Também deve-se ficar de olho em produtos que contêm ftalato de dietila, um composto sintético utilizado em plásticos e encontrados em PVC, brinquedos infantis, embalagens, cosméticos, cremes, loções e fragrâncias. “Os ftalatos são usados amplamente para embalagens de alimentos. Nos Estados Unidos, há grandes concentrações desses compostos em carnes, óleos de cozinha e iogurtes”, afirma Crawford.
Barreira frágil
A pesquisadora da Universidade de York explica que, uma vez no corpo da gestante, esses químicos podem chegar ao cérebro em desenvolvimento, ao ultrapassar a barreira sangue-cérebro que, no feto, ainda está se maturando. Essa fina camada física filtra seletivamente as substâncias que circulam na corrente sanguínea, impedindo que alcancem o sistema nervoso central. Da mesma forma, a barreira placental permite a passagem de nutrientes para o feto, mas evita que compostos perigosos cheguem a ele. Contudo, é somente após a 10ª semana de gestação que essas estruturas estão maduras. “Por isso, o início da gestação é o período mais vulnerável, de maior risco em relação a substâncias químicas”, indica Christine T. Wong, pesquisadora de neurociências da Universidade de York e principal autora do artigo.

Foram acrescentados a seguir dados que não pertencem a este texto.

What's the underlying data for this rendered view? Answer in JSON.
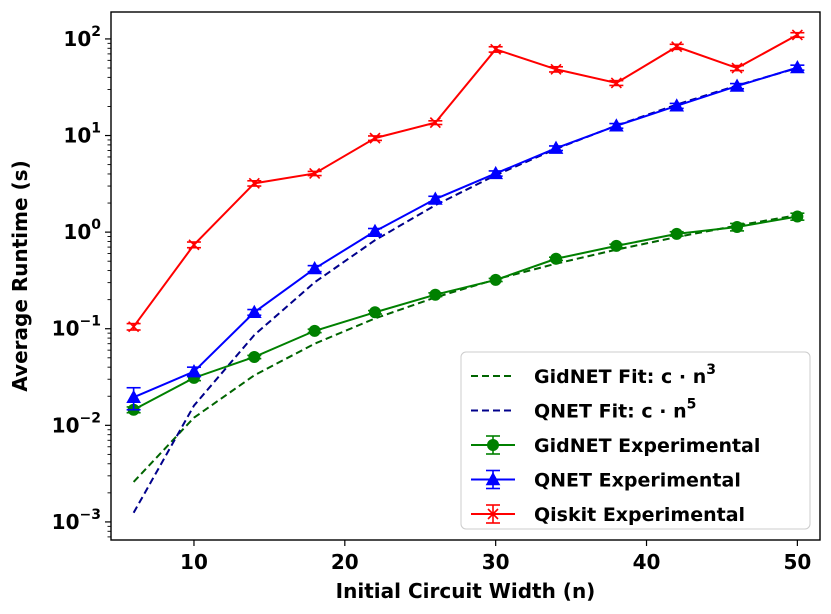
{
  "chart_data": {
    "type": "line",
    "title": "",
    "xlabel": "Initial Circuit Width (n)",
    "ylabel": "Average Runtime (s)",
    "yscale": "log",
    "xlim": [
      4.5,
      51.5
    ],
    "ylim": [
      0.00065,
      190
    ],
    "xticks": [
      10,
      20,
      30,
      40,
      50
    ],
    "yticks": [
      {
        "value": 0.001,
        "base": "10",
        "exp": "−3"
      },
      {
        "value": 0.01,
        "base": "10",
        "exp": "−2"
      },
      {
        "value": 0.1,
        "base": "10",
        "exp": "−1"
      },
      {
        "value": 1,
        "base": "10",
        "exp": "0"
      },
      {
        "value": 10,
        "base": "10",
        "exp": "1"
      },
      {
        "value": 100,
        "base": "10",
        "exp": "2"
      }
    ],
    "legend_position": "lower-right",
    "series": [
      {
        "name": "GidNET Fit",
        "legend_main": "GidNET Fit: c",
        "legend_dot": "·",
        "legend_n": "n",
        "legend_exp": "3",
        "kind": "fit",
        "color": "#006400",
        "coef": 1.2e-05,
        "power": 3,
        "x": [
          6,
          10,
          14,
          18,
          22,
          26,
          30,
          34,
          38,
          42,
          46,
          50
        ]
      },
      {
        "name": "QNET Fit",
        "legend_main": "QNET Fit: c",
        "legend_dot": "·",
        "legend_n": "n",
        "legend_exp": "5",
        "kind": "fit",
        "color": "#00008b",
        "coef": 1.6e-07,
        "power": 5,
        "x": [
          6,
          10,
          14,
          18,
          22,
          26,
          30,
          34,
          38,
          42,
          46,
          50
        ]
      },
      {
        "name": "GidNET Experimental",
        "kind": "experimental",
        "marker": "circle",
        "color": "#008000",
        "x": [
          6,
          10,
          14,
          18,
          22,
          26,
          30,
          34,
          38,
          42,
          46,
          50
        ],
        "y": [
          0.0145,
          0.031,
          0.051,
          0.095,
          0.148,
          0.225,
          0.32,
          0.53,
          0.72,
          0.96,
          1.13,
          1.45
        ],
        "err": [
          0.001,
          0.002,
          0.002,
          0.004,
          0.006,
          0.01,
          0.012,
          0.02,
          0.03,
          0.05,
          0.1,
          0.12
        ]
      },
      {
        "name": "QNET Experimental",
        "kind": "experimental",
        "marker": "triangle",
        "color": "#0000ff",
        "x": [
          6,
          10,
          14,
          18,
          22,
          26,
          30,
          34,
          38,
          42,
          46,
          50
        ],
        "y": [
          0.0195,
          0.036,
          0.148,
          0.42,
          1.02,
          2.2,
          4.05,
          7.4,
          12.6,
          20.3,
          32.5,
          50.5
        ],
        "err": [
          0.005,
          0.004,
          0.01,
          0.03,
          0.07,
          0.15,
          0.25,
          0.4,
          0.7,
          1.2,
          2,
          3
        ]
      },
      {
        "name": "Qiskit Experimental",
        "kind": "experimental",
        "marker": "x",
        "color": "#ff0000",
        "x": [
          6,
          10,
          14,
          18,
          22,
          26,
          30,
          34,
          38,
          42,
          46,
          50
        ],
        "y": [
          0.105,
          0.74,
          3.2,
          4.05,
          9.4,
          13.6,
          78,
          48.5,
          35,
          83,
          50,
          110
        ],
        "err": [
          0.008,
          0.05,
          0.2,
          0.2,
          0.5,
          0.6,
          5,
          3,
          2,
          5,
          3,
          6
        ]
      }
    ]
  }
}
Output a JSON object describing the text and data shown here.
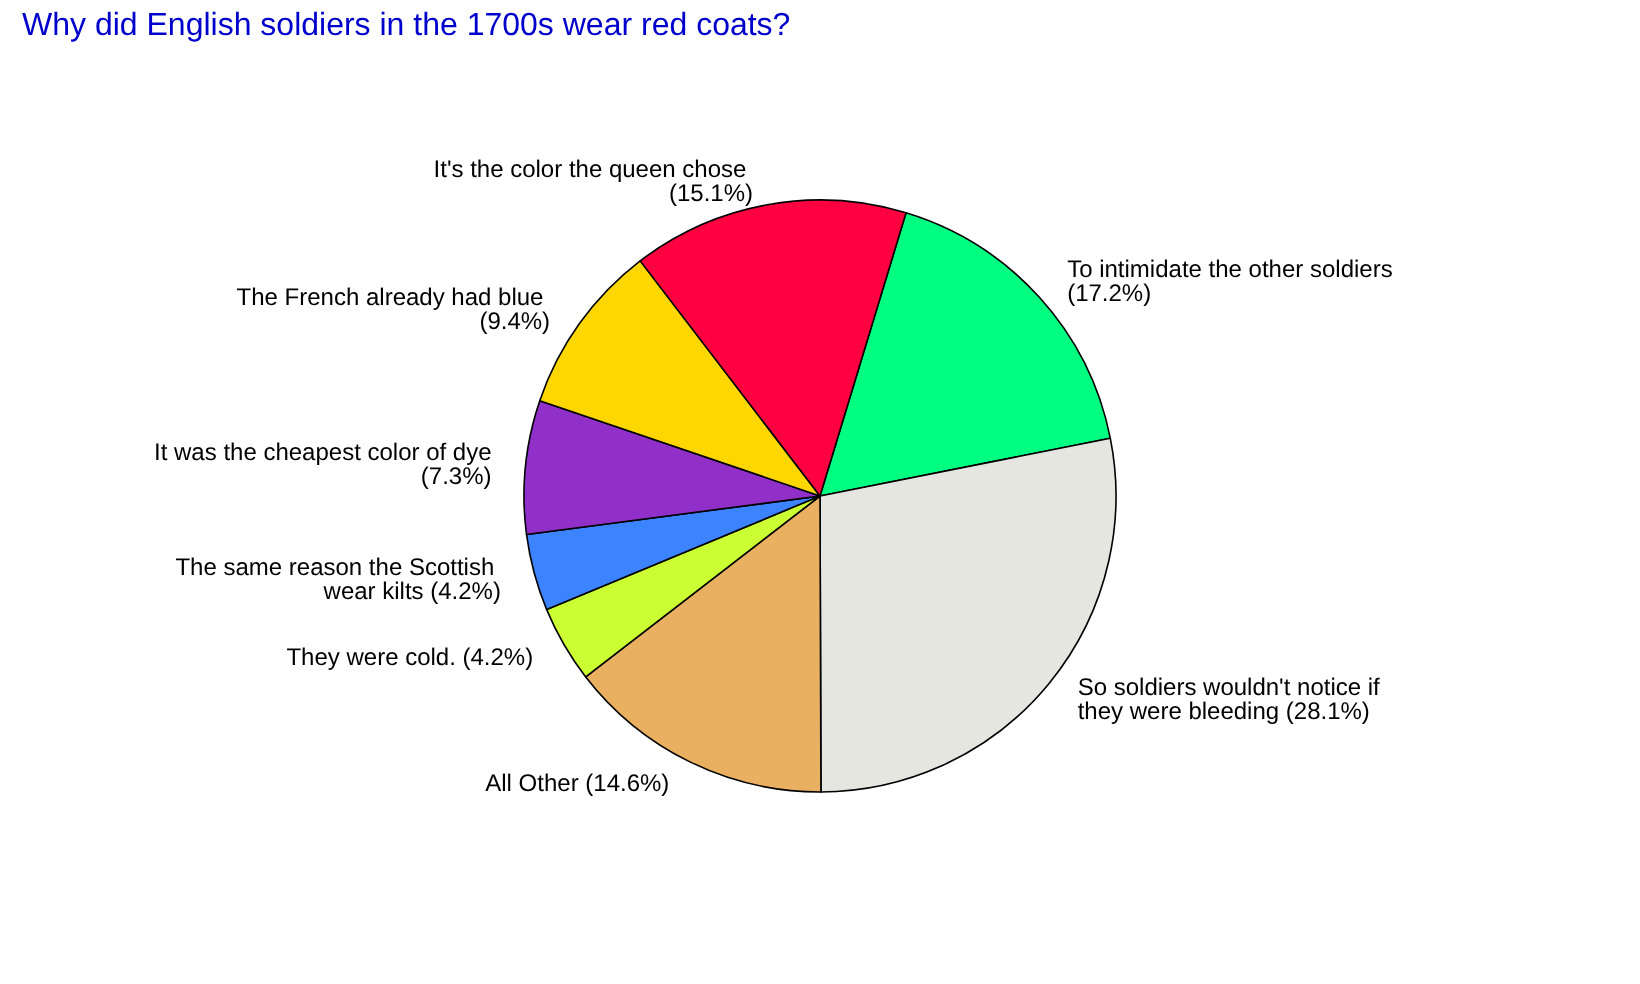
{
  "chart_data": {
    "type": "pie",
    "title": "Why did English soldiers in the 1700s wear red coats?",
    "categories": [
      "To intimidate the other soldiers",
      "So soldiers wouldn't notice if they were bleeding",
      "All Other",
      "They were cold.",
      "The same reason the Scottish wear kilts",
      "It was the cheapest color of dye",
      "The French already had blue",
      "It's the color the queen chose"
    ],
    "values": [
      17.2,
      28.1,
      14.6,
      4.2,
      4.2,
      7.3,
      9.4,
      15.1
    ],
    "value_labels": [
      "(17.2%)",
      "(28.1%)",
      "(14.6%)",
      "(4.2%)",
      "(4.2%)",
      "(7.3%)",
      "(9.4%)",
      "(15.1%)"
    ],
    "colors": [
      "#00ff80",
      "#e6e6e0",
      "#e8b060",
      "#ccff33",
      "#3c84ff",
      "#9030c8",
      "#ffd700",
      "#ff0040"
    ],
    "legend": false
  }
}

De acordo com Philip Landrigan, um dos maiores especialistas mundiais em pesquisas sobre influência ambiental na saúde infantil, a Academia Nacional de Ciências dos Estados Unidos indica que 3% de todos os distúrbios neurocomportamentais pediátricos, como autismo e transtorno de deficit de atenção, estão associados à exposição a toxinas. Outros 25% estariam ligados à interação entre fatores ambientais e genética. “Nós sabemos que há substâncias químicas fortemente associadas aos problemas do desenvolvimento cerebral. Contudo, não compreendemos ainda muito bem como isso acontece”, observa.
Segundo o professor de medicina preventiva da Faculdade de Medicina de Monte Sinai, nos Estados Unidos, os cientistas estão trabalhando para entender melhor o papel dessas toxinas nos distúrbios do neurodesenvolvimento. “O que sabemos é que um número alto de químicos de ampla utilização não foi avaliado ainda sobre seu potencial de toxidade, e isso nos preocupa bastante. O conhecimento das causas ambientais nos distúrbios do desenvolvimento neural é criticamente importante porque pode torná-los preveníveis”, afirma Landrigan.